BUDGETS 101: MANAGING YOUR FINANCES
Setting up a budget takes effort, and if you do it right, the benefits outweigh the time invested. A good budget doesn’t just help you save money, it also helps you stay on track in reaching your savings goals. Angeline Tan, a Certified Financial Planner with Great Eastern Life sees many people who say they want to save money.
The successful ones, she says, are those who plan and have budgets. “It’s the science of self-monitoring – if something is being monitored then you are more likely to achieve that goal,” says Tan.
DETERMINE YOUR CASHFLOW
First, determine your monthly income. This includes your salary, rental income from property you own and anything that comes in on a monthly basis. Next, figure out how much you spend. Keep all bills and receipts you’ve collected and write down everything you’ve paid for in a month, whether it’s by cash or credit card. Be honest and track every single expenditure. Implementing a good budget only works if what you’ve set up is completely accurate.
List all your spending under these three categories: fixed expenses, committed expenses and discretionary expenses.
Fixed expenses include housing, insurance, taxes and car payments, things that don’t change from month to month. Divide the sum by 12 to get the monthly cost. Under committed expenses, list utilities, mobile phone charges, food, transportation, credit card payments, children’s school fees, and allowances for parents – these are things you’re committed to.
Everything else falls under discretionary expenses: spending on clothing, entertainment, school books, children’s extra-curricular activities, medical bills, etc.
As for vacations and gifts for special occasions, add up how much you spend in a year, divide by 12 and you’ll have an idea of how much it costs per month. Once you’ve written everything down, you’ll have an honest picture of where your money goes.
SPEND LESS THAN YOU EARN
There’s no secret to figuring out how to save money. “If you’re just starting out, recognise the very basic principle of financial discipline – spend less than you earn,” says Gabriel Yap, Reader’s Digest Asia’s Money $avvy columnist.
Take a good hard look at your expenses. If there’s more money going out than coming in, it’s time to reduce your spending. Start with discretionary expenses. That’s usually the easiest to cut back. Perhaps you can eat out once instead of twice a week.
Next, look at your committed expenses. Can you take the bus or train instead of a taxi? Can you downgrade your mobile phone plan? Be more energy and water efficient at home – that can help lower your utility bills.

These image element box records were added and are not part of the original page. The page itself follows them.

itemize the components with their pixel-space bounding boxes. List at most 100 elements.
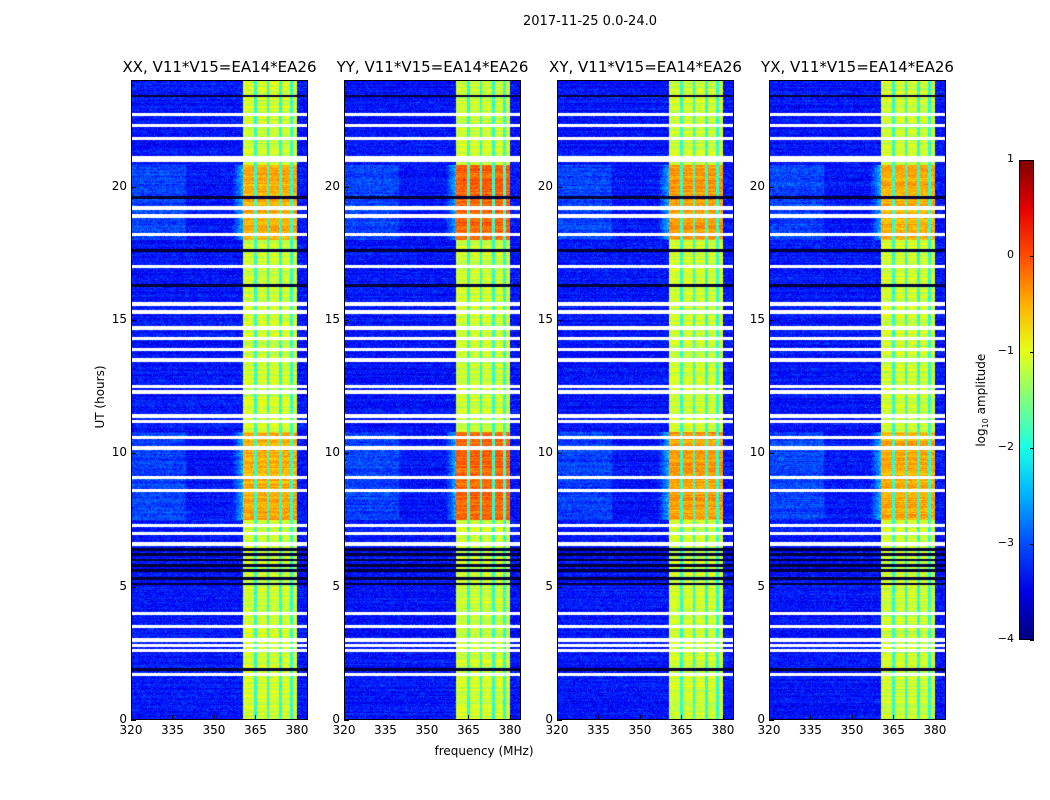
x-tick-label: 335 [161,723,184,737]
y-tick-label: 5 [545,578,553,593]
panel-title: XX, V11*V15=EA14*EA26 [122,58,317,76]
y-tick-label: 15 [324,312,340,326]
x-tick-label: 320 [757,723,781,737]
x-tick-mark [810,715,812,720]
y-tick-label: 5 [757,578,765,593]
colorbar-tick-label: 1 [1007,152,1014,165]
y-tick-mark [131,320,136,321]
colorbar-tick-label: 0 [1007,248,1014,261]
x-tick-label: 365 [882,723,905,737]
y-tick-mark [131,586,136,588]
y-tick-label: 20 [749,178,765,193]
axes-frame [557,80,734,720]
x-tick-mark [639,715,641,720]
x-tick-label: 380 [498,723,522,737]
x-tick-label: 320 [119,723,143,737]
x-tick-label: 380 [285,723,309,737]
y-tick-label: 15 [537,312,553,326]
x-tick-mark [934,715,936,720]
colorbar-tick-label: −2 [997,440,1014,453]
x-tick-label: 335 [587,723,610,737]
x-tick-mark [213,715,215,720]
y-tick-mark [769,720,774,721]
y-tick-label: 10 [324,445,340,460]
spectrogram-panel: XX, V11*V15=EA14*EA26 320 335 350 365 380 0 5 10… [112,58,317,737]
x-tick-label: 365 [244,723,267,737]
x-tick-label: 350 [202,723,226,737]
y-tick-mark [131,720,136,721]
y-tick-label: 20 [324,178,340,193]
colorbar-tick-mark [1030,352,1034,353]
x-tick-label: 320 [332,723,356,737]
x-tick-label: 350 [840,723,864,737]
y-tick-label: 20 [111,178,127,193]
colorbar-tick-mark [1030,640,1034,641]
y-tick-mark [344,586,349,588]
y-tick-mark [344,320,349,321]
colorbar-tick-label: −1 [997,344,1014,357]
y-tick-mark [557,720,562,721]
y-tick-mark [131,453,136,455]
axes-frame [344,80,521,720]
x-tick-mark [893,715,895,720]
y-tick-mark [557,586,562,588]
y-tick-mark [131,186,136,188]
y-tick-label: 5 [119,578,127,593]
y-tick-mark [557,453,562,455]
y-tick-mark [557,320,562,321]
panel-title: YY, V11*V15=EA14*EA26 [336,58,529,76]
y-tick-mark [557,186,562,188]
colorbar-tick-mark [1030,448,1034,449]
y-tick-label: 15 [749,312,765,326]
figure-title: 2017-11-25 0.0-24.0 [523,14,657,29]
x-tick-mark [468,715,470,720]
x-tick-label: 380 [923,723,947,737]
x-tick-label: 380 [711,723,735,737]
x-tick-label: 365 [457,723,480,737]
y-tick-label: 0 [332,712,340,726]
y-tick-label: 0 [757,712,765,726]
x-tick-label: 350 [415,723,439,737]
colorbar-tick-mark [1030,544,1034,545]
y-tick-mark [344,453,349,455]
y-tick-mark [769,453,774,455]
colorbar-tick-label: −3 [997,536,1014,549]
x-tick-label: 335 [799,723,822,737]
colorbar [1019,160,1034,640]
x-tick-mark [681,715,683,720]
y-tick-mark [769,586,774,588]
y-axis-label: UT (hours) [93,365,107,429]
x-tick-mark [385,715,387,720]
y-tick-mark [769,186,774,188]
y-tick-mark [344,720,349,721]
spectrogram-panel: XY, V11*V15=EA14*EA26 320 335 350 365 380 0 5 10… [538,58,742,737]
y-tick-label: 5 [332,578,340,593]
y-tick-label: 10 [749,445,765,460]
y-tick-label: 20 [537,178,553,193]
x-tick-mark [851,715,853,720]
panel-title: XY, V11*V15=EA14*EA26 [549,58,742,76]
x-tick-label: 350 [628,723,652,737]
colorbar-tick-mark [1030,160,1034,161]
spectrogram-panel: YY, V11*V15=EA14*EA26 320 335 350 365 380 0 5 10… [325,58,529,737]
x-tick-mark [296,715,298,720]
x-axis-label: frequency (MHz) [434,744,534,758]
heatmap-image [557,80,734,720]
heatmap-image [131,80,308,720]
y-tick-label: 0 [119,712,127,726]
x-tick-mark [172,715,174,720]
x-tick-mark [722,715,724,720]
x-tick-label: 320 [545,723,569,737]
x-tick-mark [131,715,132,720]
x-tick-mark [426,715,428,720]
y-tick-label: 10 [537,445,553,460]
x-tick-mark [255,715,257,720]
spectrogram-panel: YX, V11*V15=EA14*EA26 320 335 350 365 380 0 5 10… [750,58,954,737]
axes-frame [131,80,308,720]
y-tick-mark [769,320,774,321]
panel-title: YX, V11*V15=EA14*EA26 [761,58,954,76]
y-tick-label: 15 [111,312,127,326]
y-tick-label: 10 [111,445,127,460]
x-tick-label: 335 [374,723,397,737]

If your fixed expenses are more than your monthly income, you may have to think about making some big lifestyle changes or else you won’t be able to save any money. Perhaps you can get rid of the car, or move into a smaller apartment. Remember, the goal of a budget is to help you build up your savings.
How much should you be spending, and conversely, saving? It depends on whether you’re single or married, have children, live with your parents or support them, and how old you are. A general rule of thumb is you should be saving at least 10 to 15 percent of your income after tax. Obviously, the more the better, but this is the minimum you should be saving. As for expenses, housing is typically your biggest cost and here you should only spend one-third of your take home pay.

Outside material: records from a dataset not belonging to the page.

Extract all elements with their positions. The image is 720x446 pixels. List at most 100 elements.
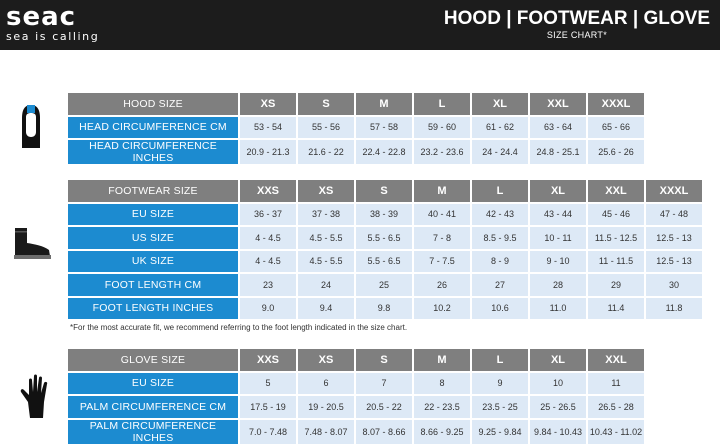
footwear-cell: 5.5 - 6.5 — [356, 227, 412, 249]
glove-cell: 9.25 - 9.84 — [472, 419, 528, 444]
footwear-cell: 8 - 9 — [472, 250, 528, 272]
footwear-cell: 11.0 — [530, 297, 586, 319]
glove-cell: 7.48 - 8.07 — [298, 419, 354, 444]
footwear-size-header: XS — [298, 180, 354, 202]
footwear-row-label: EU SIZE — [68, 203, 238, 225]
footwear-row-label: FOOT LENGTH INCHES — [68, 297, 238, 319]
hood-size-header: XXXL — [588, 93, 644, 115]
hood-cell: 55 - 56 — [298, 116, 354, 138]
glove-size-header: XXL — [588, 349, 644, 371]
hood-cell: 24.8 - 25.1 — [530, 140, 586, 164]
glove-cell: 8.07 - 8.66 — [356, 419, 412, 444]
footwear-cell: 11.4 — [588, 297, 644, 319]
footwear-cell: 4 - 4.5 — [240, 227, 296, 249]
footwear-cell: 4.5 - 5.5 — [298, 227, 354, 249]
footwear-row-label: FOOT LENGTH CM — [68, 274, 238, 296]
glove-size-header: M — [414, 349, 470, 371]
glove-size-header: XXS — [240, 349, 296, 371]
footwear-row-label: US SIZE — [68, 227, 238, 249]
glove-cell: 10.43 - 11.02 — [588, 419, 644, 444]
hood-cell: 63 - 64 — [530, 116, 586, 138]
dive-boot-icon — [12, 226, 52, 265]
hood-cell: 65 - 66 — [588, 116, 644, 138]
footwear-cell: 4.5 - 5.5 — [298, 250, 354, 272]
glove-cell: 11 — [588, 372, 644, 394]
glove-cell: 8 — [414, 372, 470, 394]
footwear-cell: 30 — [646, 274, 702, 296]
footwear-size-header: M — [414, 180, 470, 202]
footwear-cell: 36 - 37 — [240, 203, 296, 225]
footwear-cell: 43 - 44 — [530, 203, 586, 225]
footwear-size-header: L — [472, 180, 528, 202]
footwear-cell: 5.5 - 6.5 — [356, 250, 412, 272]
footwear-size-table: FOOTWEAR SIZE XXS XS S M L XL XXL XXXL EU SIZE 36 … — [66, 178, 704, 321]
hood-cell: 23.2 - 23.6 — [414, 140, 470, 164]
hood-header-label: HOOD SIZE — [68, 93, 238, 115]
hood-cell: 21.6 - 22 — [298, 140, 354, 164]
hood-size-header: XL — [472, 93, 528, 115]
glove-cell: 7.0 - 7.48 — [240, 419, 296, 444]
glove-cell: 5 — [240, 372, 296, 394]
brand-name: seac — [6, 2, 77, 32]
hood-row-label: HEAD CIRCUMFERENCE INCHES — [68, 140, 238, 164]
glove-row: PALM CIRCUMFERENCE INCHES 7.0 - 7.48 7.48 … — [68, 419, 644, 444]
hood-cell: 24 - 24.4 — [472, 140, 528, 164]
footwear-cell: 9 - 10 — [530, 250, 586, 272]
footwear-cell: 7 - 7.5 — [414, 250, 470, 272]
glove-cell: 23.5 - 25 — [472, 396, 528, 418]
footwear-cell: 9.4 — [298, 297, 354, 319]
glove-row-label: EU SIZE — [68, 372, 238, 394]
footwear-header-label: FOOTWEAR SIZE — [68, 180, 238, 202]
glove-cell: 9 — [472, 372, 528, 394]
footwear-cell: 24 — [298, 274, 354, 296]
footwear-size-header: XXXL — [646, 180, 702, 202]
footwear-row-label: UK SIZE — [68, 250, 238, 272]
glove-row: PALM CIRCUMFERENCE CM 17.5 - 19 19 - 20.5 2… — [68, 396, 644, 418]
footwear-cell: 9.0 — [240, 297, 296, 319]
glove-header-row: GLOVE SIZE XXS XS S M L XL XXL — [68, 349, 644, 371]
footwear-row: FOOT LENGTH INCHES 9.0 9.4 9.8 10.2 10.6 11.0 1… — [68, 297, 702, 319]
brand-tagline: sea is calling — [6, 30, 100, 43]
hood-header-row: HOOD SIZE XS S M L XL XXL XXXL — [68, 93, 644, 115]
hood-size-header: XXL — [530, 93, 586, 115]
glove-cell: 22 - 23.5 — [414, 396, 470, 418]
hood-row: HEAD CIRCUMFERENCE CM 53 - 54 55 - 56 57 - … — [68, 116, 644, 138]
glove-size-header: S — [356, 349, 412, 371]
footwear-cell: 29 — [588, 274, 644, 296]
footwear-cell: 37 - 38 — [298, 203, 354, 225]
footwear-row: US SIZE 4 - 4.5 4.5 - 5.5 5.5 - 6.5 7 - 8 8.5… — [68, 227, 702, 249]
glove-cell: 20.5 - 22 — [356, 396, 412, 418]
footwear-cell: 28 — [530, 274, 586, 296]
footwear-size-header: XL — [530, 180, 586, 202]
hood-cell: 61 - 62 — [472, 116, 528, 138]
glove-cell: 26.5 - 28 — [588, 396, 644, 418]
hood-cell: 57 - 58 — [356, 116, 412, 138]
glove-cell: 17.5 - 19 — [240, 396, 296, 418]
hood-size-header: S — [298, 93, 354, 115]
hood-cell: 53 - 54 — [240, 116, 296, 138]
footwear-cell: 12.5 - 13 — [646, 250, 702, 272]
footwear-row: EU SIZE 36 - 37 37 - 38 38 - 39 40 - 41 42 - … — [68, 203, 702, 225]
hood-size-table: HOOD SIZE XS S M L XL XXL XXXL HEAD CIRCUMFERENC… — [66, 91, 646, 166]
glove-size-header: XL — [530, 349, 586, 371]
glove-cell: 8.66 - 9.25 — [414, 419, 470, 444]
brand-logo[interactable]: seac sea is calling — [6, 4, 99, 44]
footwear-cell: 38 - 39 — [356, 203, 412, 225]
page-title: HOOD | FOOTWEAR | GLOVE — [443, 8, 710, 29]
footwear-cell: 47 - 48 — [646, 203, 702, 225]
page-subtitle: SIZE CHART* — [546, 30, 608, 40]
header-bar: seac sea is calling HOOD | FOOTWEAR | GL… — [0, 0, 720, 50]
footwear-cell: 25 — [356, 274, 412, 296]
glove-row: EU SIZE 5 6 7 8 9 10 11 — [68, 372, 644, 394]
footwear-header-row: FOOTWEAR SIZE XXS XS S M L XL XXL XXXL — [68, 180, 702, 202]
footwear-cell: 9.8 — [356, 297, 412, 319]
glove-row-label: PALM CIRCUMFERENCE INCHES — [68, 419, 238, 444]
glove-cell: 7 — [356, 372, 412, 394]
fit-note: *For the most accurate fit, we recommend… — [70, 323, 408, 332]
hood-cell: 22.4 - 22.8 — [356, 140, 412, 164]
footwear-cell: 11 - 11.5 — [588, 250, 644, 272]
hood-cell: 20.9 - 21.3 — [240, 140, 296, 164]
glove-cell: 9.84 - 10.43 — [530, 419, 586, 444]
footwear-cell: 40 - 41 — [414, 203, 470, 225]
glove-row-label: PALM CIRCUMFERENCE CM — [68, 396, 238, 418]
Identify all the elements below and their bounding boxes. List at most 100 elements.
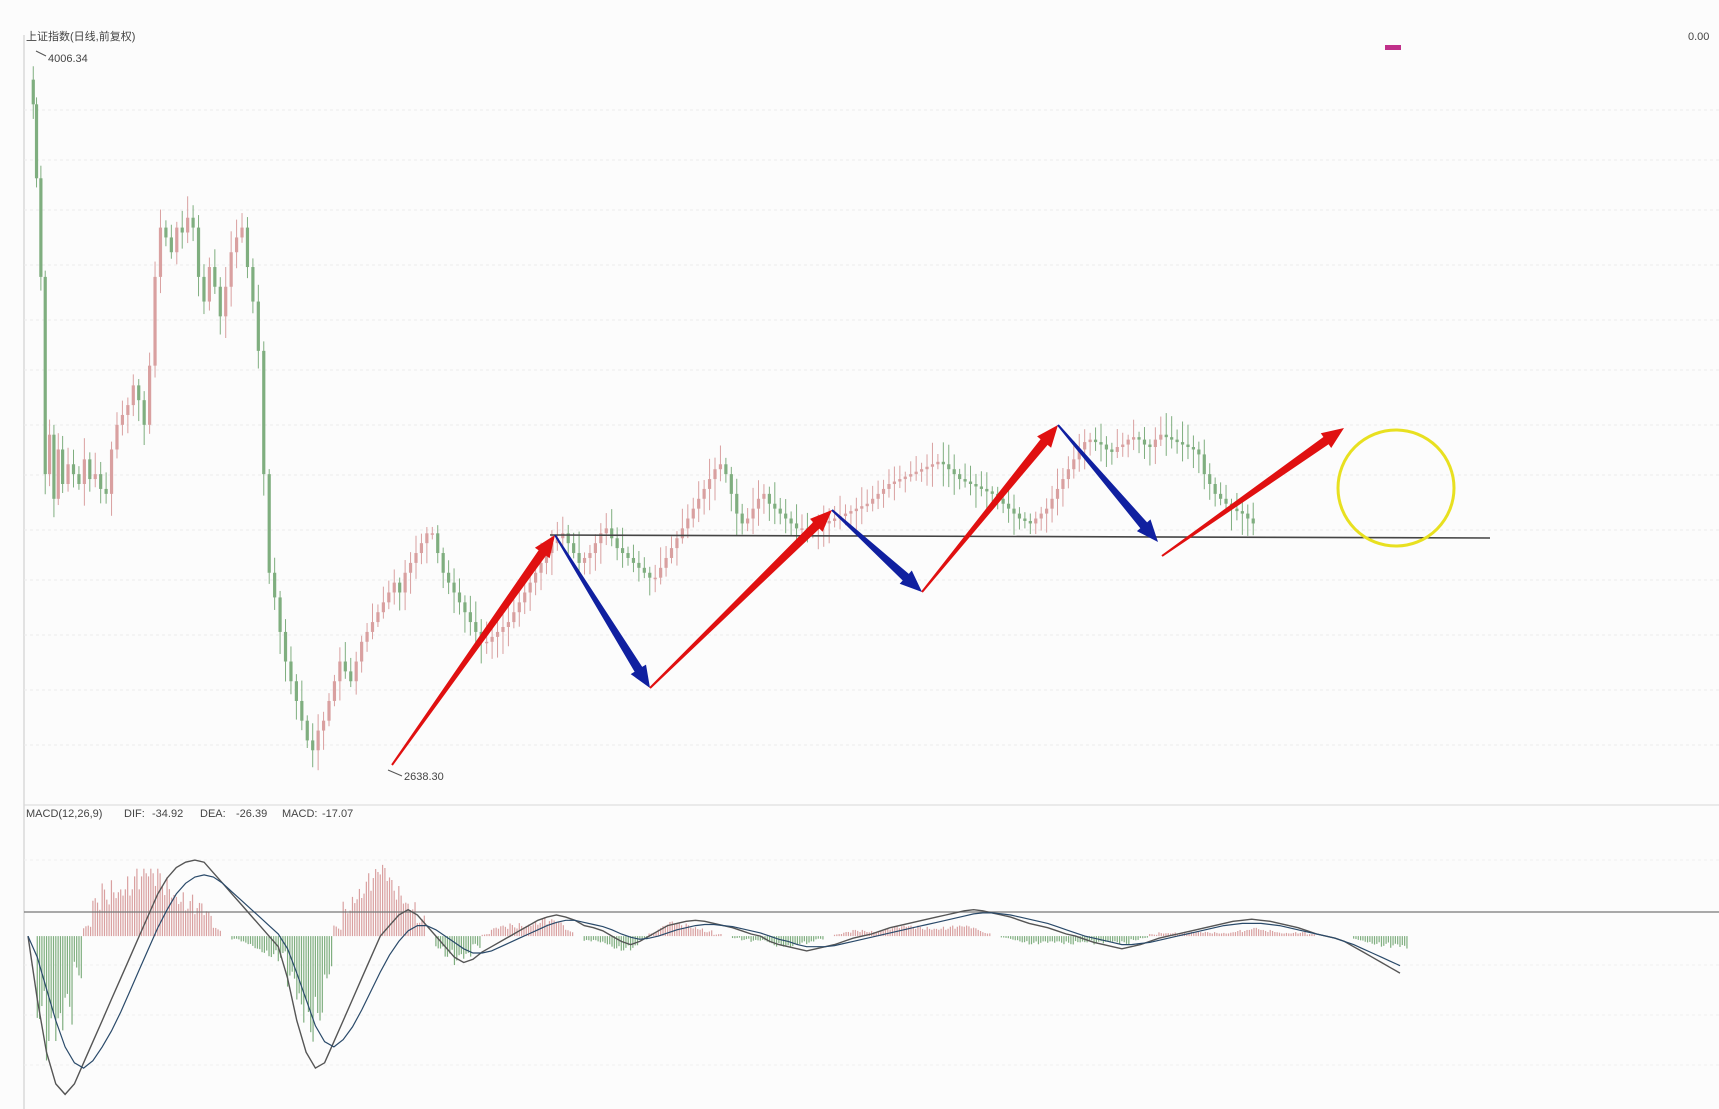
candle-body-178: [985, 488, 989, 492]
chart-title: 上证指数(日线,前复权): [26, 29, 135, 43]
candle-body-42: [245, 227, 250, 268]
candle-body-191: [1055, 488, 1060, 499]
candle-body-62: [354, 661, 358, 682]
candle-body-158: [876, 493, 880, 499]
candle-body-144: [800, 528, 804, 530]
candle-body-220: [1213, 484, 1217, 494]
candle-body-129: [718, 464, 723, 470]
candle-body-200: [1104, 444, 1109, 450]
candle-body-102: [572, 543, 576, 554]
candle-body-189: [1045, 508, 1049, 514]
dea-value: -26.39: [236, 808, 267, 820]
up-arrow-3: [921, 425, 1058, 593]
candle-body-198: [1093, 439, 1098, 443]
candle-body-197: [1088, 439, 1092, 443]
candle-body-27: [164, 227, 168, 238]
top-right-value: 0.00: [1688, 31, 1709, 43]
candle-body-12: [82, 459, 86, 484]
candle-body-177: [979, 486, 983, 489]
candle-body-192: [1061, 479, 1065, 489]
candle-body-54: [311, 740, 315, 751]
candle-body-203: [1121, 444, 1125, 448]
candle-body-173: [958, 474, 962, 480]
candle-body-53: [305, 720, 309, 741]
candle-body-63: [360, 641, 364, 662]
candle-body-109: [610, 528, 614, 539]
candle-body-187: [1034, 518, 1038, 524]
candle-body-159: [881, 488, 886, 494]
candle-body-11: [77, 474, 81, 484]
candle-body-7: [56, 449, 60, 499]
candle-body-31: [186, 217, 190, 233]
candle-body-122: [680, 528, 684, 539]
candle-body-14: [93, 474, 97, 480]
candle-body-182: [1006, 503, 1011, 509]
candle-body-179: [990, 491, 994, 494]
candle-body-186: [1028, 520, 1032, 524]
candle-body-52: [300, 700, 304, 721]
candle-body-18: [115, 424, 119, 450]
candle-body-57: [327, 700, 331, 721]
candle-body-150: [833, 518, 837, 521]
candle-body-33: [196, 227, 201, 277]
candle-body-143: [794, 523, 799, 529]
candle-body-121: [675, 538, 679, 549]
candle-body-103: [577, 553, 581, 563]
candle-body-61: [349, 671, 353, 682]
candle-body-107: [599, 533, 603, 544]
candle-body-60: [343, 661, 347, 672]
candle-body-172: [952, 469, 956, 475]
candle-body-6: [52, 434, 56, 499]
price-grid: [24, 109, 1719, 1066]
candle-body-138: [767, 493, 771, 504]
candle-body-44: [256, 301, 260, 351]
wave-arrows: [391, 424, 1344, 766]
candle-body-160: [887, 484, 891, 489]
candle-body-88: [495, 631, 500, 637]
candle-body-5: [47, 434, 52, 475]
candle-body-221: [1218, 493, 1223, 499]
candle-body-218: [1202, 454, 1206, 475]
candle-body-142: [789, 518, 793, 524]
candle-body-153: [849, 511, 853, 514]
candle-body-154: [854, 508, 858, 512]
candle-body-207: [1142, 439, 1147, 445]
candle-body-106: [593, 543, 597, 554]
candle-body-183: [1012, 508, 1016, 514]
candle-body-16: [104, 488, 108, 494]
candle-body-110: [615, 538, 619, 549]
candle-body-68: [387, 592, 391, 603]
candle-body-199: [1099, 442, 1103, 445]
candle-body-139: [773, 503, 777, 509]
highlight-circle: [1336, 428, 1456, 548]
candle-body-89: [501, 627, 505, 632]
candle-body-131: [729, 474, 733, 494]
candle-body-47: [273, 572, 277, 598]
candle-body-124: [691, 508, 695, 519]
candle-body-20: [126, 405, 130, 415]
candle-body-149: [827, 520, 831, 524]
candle-body-188: [1039, 513, 1043, 519]
candle-body-134: [746, 518, 750, 524]
candle-body-95: [533, 572, 538, 583]
candle-body-193: [1066, 469, 1070, 480]
candle-body-93: [523, 592, 527, 603]
candle-body-51: [294, 681, 298, 701]
candle-body-94: [528, 582, 532, 593]
macd-value: -17.07: [322, 808, 353, 820]
candle-body-55: [316, 730, 320, 751]
candle-body-3: [39, 178, 43, 277]
candle-body-77: [436, 533, 440, 554]
candle-body-226: [1246, 513, 1250, 519]
candle-body-76: [430, 533, 434, 535]
candle-body-227: [1251, 518, 1255, 524]
candle-body-136: [756, 498, 761, 509]
up-arrow-1: [391, 535, 555, 766]
low-price-label: 2638.30: [404, 771, 444, 783]
candle-body-224: [1235, 508, 1239, 512]
candle-body-30: [180, 227, 184, 233]
candle-body-22: [137, 385, 141, 401]
candle-body-164: [909, 474, 913, 477]
candle-body-185: [1023, 518, 1027, 521]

If you’re just starting out in making a budget, you could try the 50-30-20 plan suggested by Harvard professor Elizabeth Warren. Your fixed and committed expenses should make up half of your after-tax income; 30 percent is discretionary spending and the final 20 percent goes to savings.
It may seem daunting and a bit overwhelming to go from barely making ends meet to saving a chunk of your income, but having a plan in place is the first step.